Rand and International FX Commentary

  • Two failed attempts to crack higher suggest that the market be fully priced. The main reason for the consolidated behaviour and the reluctance to take on a distinct direction revolves around the upcoming US inflation data scheduled for release this afternoon. The data is market-moving and will offer investors fresh perspectives on one of the key drivers of central bank policymaking at the moment.
  • The war in Ukraine, lockdowns in China, high commodity prices, and logistical supply chain issues have formed the perfect storm, especially in countries that have experienced high growth in money supply. The pressures are mostly supply-side, implying that curtailing demand on a local/regional/country-specific level will not help. The only way to curtail such inflation is a coordinated effort across multiple jurisdictions to slow global growth, a theme that has unfolded in recent months and will continue to unfold throughout the remainder of the year.
  • It becomes progressively trickier to gauge inflation when the root cause rests outside the country in which policy is conducted. This implies forecasts can often be wrong in such instances, leaving the door open for market volatility to unfold. This is a key reason why markets and investors will trade cautiously ahead of the data and adopt a clearer direction once the data release is behind them. Today, the market expects an inflation reading of 8.1%, while the skew of expectations still has the risk skewed mildly to the topside.

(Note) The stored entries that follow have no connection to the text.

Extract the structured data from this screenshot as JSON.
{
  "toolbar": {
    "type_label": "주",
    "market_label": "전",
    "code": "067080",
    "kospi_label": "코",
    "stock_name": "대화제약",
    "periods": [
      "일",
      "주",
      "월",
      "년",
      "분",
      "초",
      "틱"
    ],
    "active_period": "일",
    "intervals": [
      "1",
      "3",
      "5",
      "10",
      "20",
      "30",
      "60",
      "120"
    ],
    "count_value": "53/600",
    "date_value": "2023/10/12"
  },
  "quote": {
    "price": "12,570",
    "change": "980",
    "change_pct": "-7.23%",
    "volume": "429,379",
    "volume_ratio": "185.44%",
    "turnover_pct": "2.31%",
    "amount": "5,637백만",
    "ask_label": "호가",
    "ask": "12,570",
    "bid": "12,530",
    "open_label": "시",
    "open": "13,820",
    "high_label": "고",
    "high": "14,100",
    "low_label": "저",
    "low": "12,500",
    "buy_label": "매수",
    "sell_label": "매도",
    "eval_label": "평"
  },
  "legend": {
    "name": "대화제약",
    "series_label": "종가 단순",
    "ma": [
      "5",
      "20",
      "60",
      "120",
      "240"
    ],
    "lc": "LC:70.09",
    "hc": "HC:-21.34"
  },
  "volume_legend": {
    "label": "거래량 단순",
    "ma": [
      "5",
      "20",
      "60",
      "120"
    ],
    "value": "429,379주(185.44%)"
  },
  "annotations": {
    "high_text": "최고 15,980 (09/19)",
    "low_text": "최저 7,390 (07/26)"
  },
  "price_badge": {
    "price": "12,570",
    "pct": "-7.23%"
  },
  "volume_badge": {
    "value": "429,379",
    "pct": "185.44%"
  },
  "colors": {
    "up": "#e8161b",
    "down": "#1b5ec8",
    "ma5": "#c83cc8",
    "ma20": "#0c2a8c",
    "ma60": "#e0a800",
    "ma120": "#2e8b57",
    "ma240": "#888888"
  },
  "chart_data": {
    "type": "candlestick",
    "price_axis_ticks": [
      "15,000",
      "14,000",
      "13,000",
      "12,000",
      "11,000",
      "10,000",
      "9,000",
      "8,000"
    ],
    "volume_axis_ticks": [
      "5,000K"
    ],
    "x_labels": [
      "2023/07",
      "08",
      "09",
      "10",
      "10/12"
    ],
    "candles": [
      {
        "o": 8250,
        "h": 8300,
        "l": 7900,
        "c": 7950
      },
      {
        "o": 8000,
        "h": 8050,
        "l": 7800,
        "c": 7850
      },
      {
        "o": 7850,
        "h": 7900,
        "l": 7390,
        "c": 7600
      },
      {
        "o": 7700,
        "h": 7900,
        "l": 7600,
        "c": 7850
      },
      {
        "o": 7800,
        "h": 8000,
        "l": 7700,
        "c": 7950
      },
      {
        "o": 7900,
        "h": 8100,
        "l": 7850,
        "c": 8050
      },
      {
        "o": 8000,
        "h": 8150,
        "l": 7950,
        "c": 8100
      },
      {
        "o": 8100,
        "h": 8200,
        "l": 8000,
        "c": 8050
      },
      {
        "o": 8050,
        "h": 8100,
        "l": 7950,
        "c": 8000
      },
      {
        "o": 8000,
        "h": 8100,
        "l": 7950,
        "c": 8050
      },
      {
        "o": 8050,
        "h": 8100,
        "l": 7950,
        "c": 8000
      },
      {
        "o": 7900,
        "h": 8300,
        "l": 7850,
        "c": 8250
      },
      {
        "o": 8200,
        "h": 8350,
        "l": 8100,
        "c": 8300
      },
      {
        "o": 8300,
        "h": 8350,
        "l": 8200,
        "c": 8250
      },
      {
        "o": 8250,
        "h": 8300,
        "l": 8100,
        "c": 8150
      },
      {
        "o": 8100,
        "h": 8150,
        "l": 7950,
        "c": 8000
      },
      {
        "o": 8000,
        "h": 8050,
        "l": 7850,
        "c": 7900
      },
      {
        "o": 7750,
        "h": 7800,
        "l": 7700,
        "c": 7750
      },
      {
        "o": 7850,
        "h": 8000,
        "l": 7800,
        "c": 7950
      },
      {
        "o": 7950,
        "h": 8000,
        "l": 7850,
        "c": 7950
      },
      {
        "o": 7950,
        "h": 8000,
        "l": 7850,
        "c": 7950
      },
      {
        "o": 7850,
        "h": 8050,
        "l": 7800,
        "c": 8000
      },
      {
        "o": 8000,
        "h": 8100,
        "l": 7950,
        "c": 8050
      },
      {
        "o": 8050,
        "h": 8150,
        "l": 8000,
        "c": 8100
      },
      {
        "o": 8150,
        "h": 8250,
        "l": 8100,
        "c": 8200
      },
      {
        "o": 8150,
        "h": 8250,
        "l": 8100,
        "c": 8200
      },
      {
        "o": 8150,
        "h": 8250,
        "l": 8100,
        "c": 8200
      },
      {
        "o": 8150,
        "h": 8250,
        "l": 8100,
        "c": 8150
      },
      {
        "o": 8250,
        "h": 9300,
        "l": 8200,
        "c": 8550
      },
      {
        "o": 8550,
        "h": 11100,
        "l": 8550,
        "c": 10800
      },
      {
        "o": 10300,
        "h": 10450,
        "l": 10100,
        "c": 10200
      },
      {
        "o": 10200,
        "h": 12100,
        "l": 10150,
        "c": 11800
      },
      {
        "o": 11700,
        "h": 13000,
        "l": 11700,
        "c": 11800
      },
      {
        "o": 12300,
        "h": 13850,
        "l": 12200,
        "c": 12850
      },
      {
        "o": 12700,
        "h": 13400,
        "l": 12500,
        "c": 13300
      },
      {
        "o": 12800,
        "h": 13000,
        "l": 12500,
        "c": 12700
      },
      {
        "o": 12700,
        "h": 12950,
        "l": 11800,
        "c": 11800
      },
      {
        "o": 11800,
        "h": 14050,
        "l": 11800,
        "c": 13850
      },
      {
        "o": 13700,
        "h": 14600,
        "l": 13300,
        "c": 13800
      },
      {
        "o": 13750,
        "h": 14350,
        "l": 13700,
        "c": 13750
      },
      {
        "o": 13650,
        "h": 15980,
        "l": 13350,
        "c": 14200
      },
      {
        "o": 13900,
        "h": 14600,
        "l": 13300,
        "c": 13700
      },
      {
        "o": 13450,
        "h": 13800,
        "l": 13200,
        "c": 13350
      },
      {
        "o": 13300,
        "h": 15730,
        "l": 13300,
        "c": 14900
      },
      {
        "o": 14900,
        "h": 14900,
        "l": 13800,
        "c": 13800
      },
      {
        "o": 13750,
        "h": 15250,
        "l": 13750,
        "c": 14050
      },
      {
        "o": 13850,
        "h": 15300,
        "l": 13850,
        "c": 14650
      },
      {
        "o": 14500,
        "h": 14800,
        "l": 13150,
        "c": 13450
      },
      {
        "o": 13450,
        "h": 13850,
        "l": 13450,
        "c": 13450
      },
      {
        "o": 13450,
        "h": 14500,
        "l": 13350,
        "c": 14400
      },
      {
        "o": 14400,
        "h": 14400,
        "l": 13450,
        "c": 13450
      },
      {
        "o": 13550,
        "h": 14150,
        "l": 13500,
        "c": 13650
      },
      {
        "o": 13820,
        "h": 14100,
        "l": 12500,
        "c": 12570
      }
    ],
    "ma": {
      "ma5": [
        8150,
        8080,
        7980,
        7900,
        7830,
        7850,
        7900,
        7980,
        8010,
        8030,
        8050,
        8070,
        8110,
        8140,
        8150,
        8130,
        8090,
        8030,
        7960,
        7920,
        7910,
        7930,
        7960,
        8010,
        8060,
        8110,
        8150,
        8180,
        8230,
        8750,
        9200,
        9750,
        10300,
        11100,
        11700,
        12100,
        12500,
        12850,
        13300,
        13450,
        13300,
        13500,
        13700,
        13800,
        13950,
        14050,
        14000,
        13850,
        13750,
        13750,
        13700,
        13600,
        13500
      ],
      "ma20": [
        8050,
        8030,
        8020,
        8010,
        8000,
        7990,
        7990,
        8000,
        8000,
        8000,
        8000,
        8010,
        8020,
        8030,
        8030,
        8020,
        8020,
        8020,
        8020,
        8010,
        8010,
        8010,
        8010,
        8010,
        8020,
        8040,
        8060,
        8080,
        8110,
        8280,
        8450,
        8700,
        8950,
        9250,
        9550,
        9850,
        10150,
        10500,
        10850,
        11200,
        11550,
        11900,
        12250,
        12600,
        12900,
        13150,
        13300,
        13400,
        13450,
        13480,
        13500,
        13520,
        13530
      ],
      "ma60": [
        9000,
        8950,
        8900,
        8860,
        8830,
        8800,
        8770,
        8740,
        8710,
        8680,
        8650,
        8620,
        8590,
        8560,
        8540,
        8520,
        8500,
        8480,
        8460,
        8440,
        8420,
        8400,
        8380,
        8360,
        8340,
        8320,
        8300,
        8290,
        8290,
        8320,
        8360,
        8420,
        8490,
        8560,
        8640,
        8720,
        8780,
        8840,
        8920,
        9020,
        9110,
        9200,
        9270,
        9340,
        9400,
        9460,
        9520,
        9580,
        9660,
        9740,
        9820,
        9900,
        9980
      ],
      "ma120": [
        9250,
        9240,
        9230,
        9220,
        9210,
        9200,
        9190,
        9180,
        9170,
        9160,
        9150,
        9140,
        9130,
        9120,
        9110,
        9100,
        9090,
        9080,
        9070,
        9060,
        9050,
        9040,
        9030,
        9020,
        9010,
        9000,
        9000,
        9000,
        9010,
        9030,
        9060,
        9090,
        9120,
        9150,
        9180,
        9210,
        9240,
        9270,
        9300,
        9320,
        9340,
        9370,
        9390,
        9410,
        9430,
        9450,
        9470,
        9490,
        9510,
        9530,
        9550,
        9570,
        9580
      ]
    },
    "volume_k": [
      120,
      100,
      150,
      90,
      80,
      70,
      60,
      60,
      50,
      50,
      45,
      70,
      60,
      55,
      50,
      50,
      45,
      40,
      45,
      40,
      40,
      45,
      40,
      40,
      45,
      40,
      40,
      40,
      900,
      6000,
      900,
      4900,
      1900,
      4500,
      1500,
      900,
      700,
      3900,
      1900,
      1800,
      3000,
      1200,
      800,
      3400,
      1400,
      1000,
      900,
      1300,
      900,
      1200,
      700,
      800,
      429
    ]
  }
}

  • At 16.0800, the ZAR is no longer the obvious sell it might’ve been at 14.50. Its overvaluation has switched back to undervaluation. The SARB is looking to hike further. The ZAR Sentiment indicator has remained in positive territory, and terms of trade remain supportive of ZAR resilience. In other words, many could argue that the adjustment of R1.50/dlr is sufficient to remove some of the speculative elements behind the movement in the ZAR. All that to say that a higher than expected US inflation reading may boost the USD again and help it gain ground against the ZAR, but those gains will be difficult to sustain.